Assim, a ideia de confiscar parece estar morta por enquanto. Mas propostas de utilizar os lucros obtidos desses ativos russos – os juros sobre o dinheiro acumulado decorrente das sanções, disse o Euroclear, uma empresa de serviços financeiros – estão ganhando terreno considerável. Tanto europeus quanto americanos acreditam que esses lucros poderiam ser usados sem gerar os mesmos desafios legais ou riscos para o sistema financeiro global.

No entanto, eles têm ideias concorrentes sobre como usar os fundos. Os europeus gostariam de transferi-los para a Ucrânia anualmente ou bianualmente. Os americanos querem encontrar uma maneira de disponibilizar mais dinheiro para a Ucrânia mais rapidamente.

O debate sobre qual abordagem usar está se intensificando antes da reunião do Grupo dos 7 na Itália no próximo mês, quando se espera que um acordo seja alcançado. Veja mais detalhes sobre os planos.

O Plano Europeu

Na terça-feira, é esperado que os ministros das Finanças da União Europeia aprovem um plano controverso e há muito discutido para usar a maior parte dos juros obtidos nos ativos russos congelados na Europa para ajudar a armar a Ucrânia e fazer a Rússia pagar pela reconstrução do país.

Após meses de negociações, os países da UE aprovaram a política em março e concordaram na semana passada, em princípio, que estariam dispostos a usar 90% dos lucros para comprar armas para a Ucrânia através da European Peace Facility, uma estrutura da UE para financiar ajuda militar e suas próprias missões militares.

Os 10% restantes seriam destinados à reconstrução e compras não letais, para satisfazer países como Irlanda, Áustria, Chipre e Malta, que são neutros em termos militares.

A proposta europeia visa apenas os lucros obtidos pela Euroclear, a central de depósito de títulos da Bélgica, onde cerca de €190 bilhões dos ativos do banco central russo estão depositados.

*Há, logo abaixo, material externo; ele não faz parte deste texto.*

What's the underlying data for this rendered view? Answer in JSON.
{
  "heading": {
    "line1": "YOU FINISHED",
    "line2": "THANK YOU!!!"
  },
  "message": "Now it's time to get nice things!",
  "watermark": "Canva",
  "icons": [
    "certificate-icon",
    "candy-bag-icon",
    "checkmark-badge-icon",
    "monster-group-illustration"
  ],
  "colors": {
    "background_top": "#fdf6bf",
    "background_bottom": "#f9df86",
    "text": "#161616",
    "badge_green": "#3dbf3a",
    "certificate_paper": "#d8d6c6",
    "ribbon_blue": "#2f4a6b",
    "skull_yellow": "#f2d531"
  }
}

A Comissão Europeia espera que a Euroclear forneça cerca de €3 bilhões por ano, que seriam transferidos para os fundos do bloco bianualmente, com um primeiro pagamento previsto para julho. Isso é algo aproximadamente equivalente ao que o Reino Unido promete fornecer à Ucrânia no próximo ano, mas é pequeno em comparação com os $61 bilhões recentemente autorizados pelos Estados Unidos.

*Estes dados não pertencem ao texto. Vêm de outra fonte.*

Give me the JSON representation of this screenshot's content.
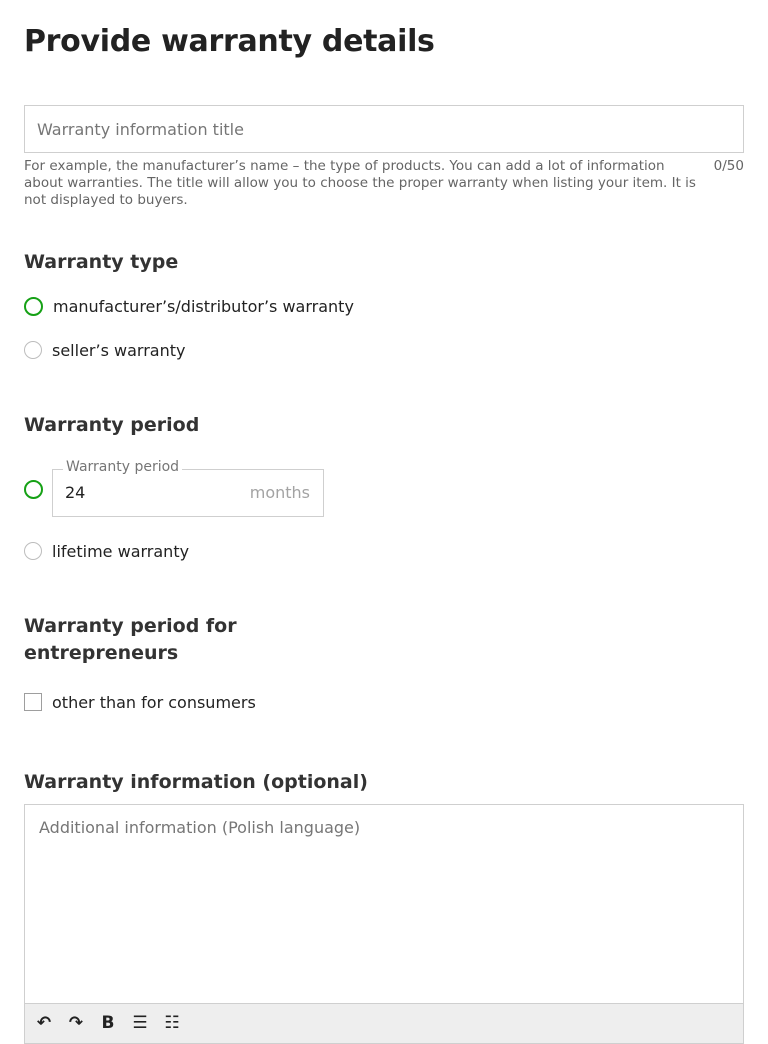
{
  "page": {
    "title": "Provide warranty details"
  },
  "title_field": {
    "placeholder": "Warranty information title",
    "value": "",
    "helper": "For example, the manufacturer’s name – the type of products. You can add a lot of information about warranties. The title will allow you to choose the proper warranty when listing your item. It is not displayed to buyers.",
    "counter": "0/50"
  },
  "warranty_type": {
    "heading": "Warranty type",
    "options": [
      {
        "label": "manufacturer’s/distributor’s warranty"
      },
      {
        "label": "seller’s warranty"
      }
    ]
  },
  "warranty_period": {
    "heading": "Warranty period",
    "field_label": "Warranty period",
    "value": "24",
    "unit": "months",
    "lifetime_label": "lifetime warranty"
  },
  "entrepreneurs": {
    "heading_line1": "Warranty period for",
    "heading_line2": "entrepreneurs",
    "checkbox_label": "other than for consumers"
  },
  "info": {
    "heading": "Warranty information (optional)",
    "placeholder": "Additional information (Polish language)"
  },
  "toolbar": {
    "undo_icon": "↶",
    "redo_icon": "↷",
    "bold_label": "B",
    "bullet_list_icon": "☰",
    "numbered_list_icon": "☷"
  },
  "colors": {
    "accent": "#16a116",
    "border": "#cfcfcf",
    "muted": "#767676"
  }
}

A Euroclear obteve cerca de €5 bilhões em lucros líquidos dos ativos russos desde a invasão. Os lucros obtidos até fevereiro deste ano serão retidos pela Euroclear em caso de ações legais, mas a Comissão Europeia julgou que Moscou não tem direito legal aos lucros.

O Plano Americano

Com a Ucrânia perdendo terreno para a Rússia e precisando de fundos para comprar mais munições e pagar salários, os americanos argumentam que é preferível disponibilizar mais dinheiro para a Ucrânia o mais rapidamente possível.

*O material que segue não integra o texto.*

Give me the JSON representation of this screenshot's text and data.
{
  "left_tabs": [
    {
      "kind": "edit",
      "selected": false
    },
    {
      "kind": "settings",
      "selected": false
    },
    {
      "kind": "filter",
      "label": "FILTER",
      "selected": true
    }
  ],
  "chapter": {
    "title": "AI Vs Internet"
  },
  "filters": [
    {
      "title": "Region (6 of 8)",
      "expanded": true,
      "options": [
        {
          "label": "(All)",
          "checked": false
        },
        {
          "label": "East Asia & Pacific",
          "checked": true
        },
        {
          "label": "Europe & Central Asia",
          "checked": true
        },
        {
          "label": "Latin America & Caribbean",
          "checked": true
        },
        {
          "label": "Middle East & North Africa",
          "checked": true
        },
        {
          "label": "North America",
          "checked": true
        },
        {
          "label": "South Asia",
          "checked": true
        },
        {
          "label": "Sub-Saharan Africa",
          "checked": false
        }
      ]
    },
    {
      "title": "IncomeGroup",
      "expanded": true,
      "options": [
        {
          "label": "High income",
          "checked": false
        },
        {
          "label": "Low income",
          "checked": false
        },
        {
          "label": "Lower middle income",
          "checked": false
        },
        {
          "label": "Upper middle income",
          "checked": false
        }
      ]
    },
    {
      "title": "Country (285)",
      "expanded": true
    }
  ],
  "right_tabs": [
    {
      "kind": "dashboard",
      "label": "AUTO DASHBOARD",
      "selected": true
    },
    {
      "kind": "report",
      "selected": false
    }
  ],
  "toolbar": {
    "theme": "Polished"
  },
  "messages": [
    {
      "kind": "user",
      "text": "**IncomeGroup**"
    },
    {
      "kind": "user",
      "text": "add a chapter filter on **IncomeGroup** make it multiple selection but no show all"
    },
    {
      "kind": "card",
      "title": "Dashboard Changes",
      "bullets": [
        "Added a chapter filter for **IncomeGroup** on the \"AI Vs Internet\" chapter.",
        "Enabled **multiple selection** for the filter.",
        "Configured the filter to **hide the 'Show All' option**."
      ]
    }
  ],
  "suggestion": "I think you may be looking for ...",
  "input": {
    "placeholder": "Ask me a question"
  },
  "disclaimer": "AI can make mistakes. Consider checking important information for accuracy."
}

Os Estados Unidos detêm apenas uma pequena quantia de ativos russos, estimados em cerca de $5 bilhões. Mas os americanos propõem dar à Ucrânia cerca de $60 bilhões antecipadamente e, em seguida, utilizar os lucros dos ativos russos mantidos na Europa para pagar a dívida ao longo do tempo.

Esse passo, argumentam, enviará um sinal importante de comprometimento ocidental tanto para a Ucrânia quanto para a Rússia. Seu plano não exclui o plano europeu, mas o seguiria e, potencialmente, o substituiria. E poderia ser organizado antes das eleições de novembro.

Daleep Singh, conselheiro de segurança dos EUA e arquiteto-chave das sanções ocidentais à Rússia, descreveu a ideia no mês passado em Kiev.

A administração Biden desejava fazer uso dos rendimentos dos juros sobre os ativos russos congelados para “maximizar o impacto dessas receitas, atuais e futuras, em benefício da Ucrânia hoje”, disse ele.

“Em vez de simplesmente transferir os lucros anuais das reservas”, ele disse, “é conceitualmente possível transferir os lucros de 10 anos ou 30 anos”, disse ele. “O valor presente desses lucros soma um número muito grande.”

Mujtaba Rahman, diretor-gerente para a Europa do Grupo Eurasia, que explorou amplamente a questão, diz que a vantagem do plano americano é que ele é uma forma de “proteção futura”.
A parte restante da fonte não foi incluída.